1Q84 adalah tulisan Haruki Murakami pertama yang saya baca. 3 jilid buku dengan masing-masing tak kurang dari 300 halaman. Ada beberapa versi cetakan buku ini. Tidak hanya sampul yang berbeda dari setiap versinya, isinya pun telah dialihbahasakan ke dalam sejumlah bahasa di dunia.

1Q84 Haruki Murakami

1Q84 Haruki Murakami

Saya termasuk agak terlambat membaca karyanya. Murakami ternyata adalah salah satu penulis yang populer. Memang, sebelum membaca 1Q84-nya saya telah tahu nama itu beberapa tahun sebelumnya. Tapi, baru kali ini punya kesempatan untuk mencicipi sedikit karya dari penulis Jepang ini.

Bagaimana kumendapatkannya.

Satu weekend di penghujung tahun 2014 saya membelinya di salah satu toko buku ternama di Jalan Sudirman, Jogja. Beberapa waktu sebelumnya sempat membaca sedikit buku itu tapi kuurungkan untuk membeli. Gila, tebel banget, pikirku. Saya khawatir tak bisa selesai membacanya. Sementara waktu itu saya hanya punya waktu luang di akhir pekan, itu juga kalau tidak ada acara keluar. Sedangkan membaca novel setengah jalan lalu vakum beberapa waktu setelahnya akan menjadi sedikit merepotkan untuk mengulas bagian sebelumnya. Apa menariknya sih ini buku sampai dibicarakan banyak orang. Rasa penasaran itulah yang akhirnya memaksa saya untuk membelinya. Yah, daripada keburu sold out.

Sugesti bahwa 1Q84 adalah karya penulis populer tidak lantas membuat saya menemukan “klik” pada bagian awal. Terlebih pada bagian dimana Tengo dan Aomame diceritakan tengah duduk di bangku kelas 5 SD. Entah konsentrasi saya yang kurang atau memang agak sulit diikuti.

Ide cerita 1Q84 bagi saya cukup menarik. Penggambaran dunia parallel dengan dua bulan oleh Murakami dilakukan dengan rinci. Hanya saja saya merasa saking rincinya menjadikan alur cerita terasa begitu lambat.

Saya justru mulai menemukan serunya pada bagian tengah cerita. Ketika Aomame berada di tempat persembunyian usai melakukan tugasnya; membunuh Pemimpin. Pemimpin adalah sebutan untuk orang yang memimpin kelompok Sakikage, sebuah kelompok agama yang percaya bahwa Orang Kecil membisikkan wahyu kepada Pemimpin.
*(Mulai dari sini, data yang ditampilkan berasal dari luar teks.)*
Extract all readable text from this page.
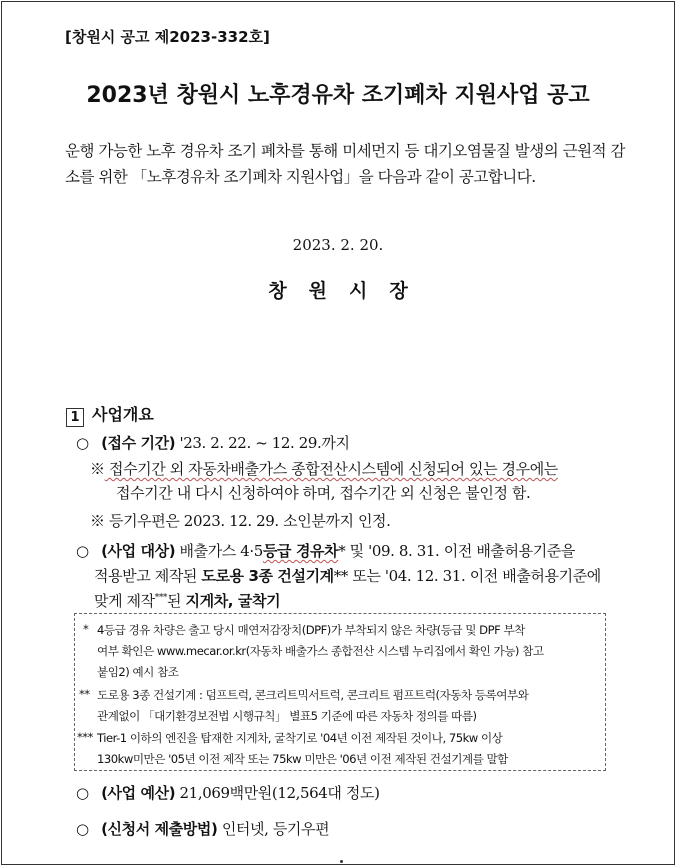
[창원시 공고 제2023-332호]
2023년 창원시 노후경유차 조기폐차 지원사업 공고
운행 가능한 노후 경유차 조기 폐차를 통해 미세먼지 등 대기오염물질 발생의 근원적 감소를 위한 「노후경유차 조기폐차 지원사업」을 다음과 같이 공고합니다.
2023. 2. 20.
창원시장
1 사업개요
○ (접수 기간) '23. 2. 22. ~ 12. 29.까지
※ 접수기간 외 자동차배출가스 종합전산시스템에 신청되어 있는 경우에는
접수기간 내 다시 신청하여야 하며, 접수기간 외 신청은 불인정 함.
※ 등기우편은 2023. 12. 29. 소인분까지 인정.
○ (사업 대상) 배출가스 4·5등급 경유차* 및 '09. 8. 31. 이전 배출허용기준을
적용받고 제작된 도로용 3종 건설기계** 또는 '04. 12. 31. 이전 배출허용기준에
맞게 제작***된 지게차, 굴착기
* 4등급 경유 차량은 출고 당시 매연저감장치(DPF)가 부착되지 않은 차량(등급 및 DPF 부착
여부 확인은 www.mecar.or.kr(자동차 배출가스 종합전산 시스템 누리집에서 확인 가능) 참고
붙임2) 예시 참조
** 도로용 3종 건설기계 : 덤프트럭, 콘크리트믹서트럭, 콘크리트 펌프트럭(자동차 등록여부와
관계없이 「대기환경보전법 시행규칙」 별표5 기준에 따른 자동차 정의를 따름)
*** Tier-1 이하의 엔진을 탑재한 지게차, 굴착기로 '04년 이전 제작된 것이나, 75kw 이상
130kw미만은 '05년 이전 제작 또는 75kw 미만은 '06년 이전 제작된 건설기계를 말함
○ (사업 예산) 21,069백만원(12,564대 정도)
○ (신청서 제출방법) 인터넷, 등기우편
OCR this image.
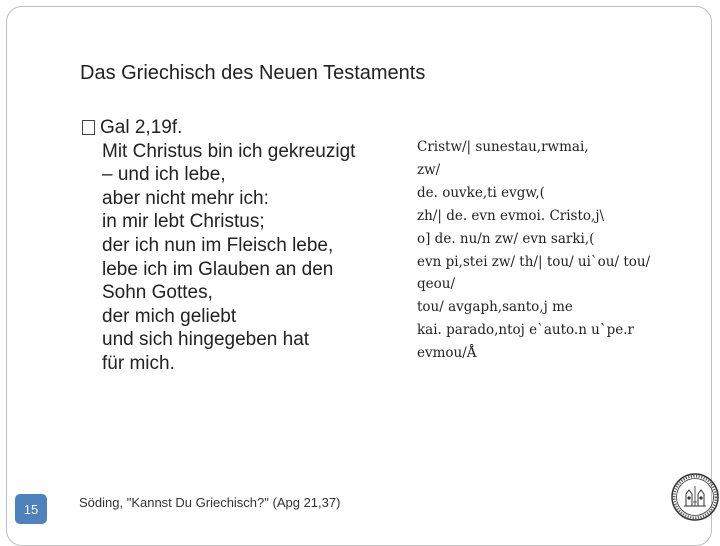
Das Griechisch des Neuen Testaments
Gal 2,19f.
Mit Christus bin ich gekreuzigt
– und ich lebe,
aber nicht mehr ich:
in mir lebt Christus;
der ich nun im Fleisch lebe,
lebe ich im Glauben an den
Sohn Gottes,
der mich geliebt
und sich hingegeben hat
für mich.
Cristw/| sunestau,rwmai,
zw/
de. ouvke,ti evgw,(
zh/| de. evn evmoi. Cristo,j\
o] de. nu/n zw/ evn sarki,(
evn pi,stei zw/ th/| tou/ ui`ou/ tou/
qeou/
tou/ avgaph,santo,j me
kai. parado,ntoj e`auto.n u`pe.r
evmou/Å
15	Söding, "Kannst Du Griechisch?" (Apg 21,37)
Too long; didn’t read jika kuceritkan sejarah Sakigake. Garis besarnya adalah bahwa Fukada Eriko, putri Pemimpin, Aomame dan Tengo saling terhubung dalam cerita ini. Murakami memang piawai menuangkan imajinasinya kedalam buku. Orang Kecil, kepompong udara, Sakikage, dua rembulan diracik oleh Murakami sedemikian rupa.

Jika kamu ingin membaca 1Q84 kusarankan kamu punya waktu luang yang banyak. Alur cerita yang lambat bisa jadi membuatmu sebal lantaran berbanding terbalik dengan rasa penasaranmu yang cepat. Dan akhir cerita yang “loh, gitu doang” mungkin akan sedikit mengganjal.

Tapi tungu. Kemana perginya Fukada Eriko setelah Tengo dan Aomame berhasil kembali ke dunia nyata?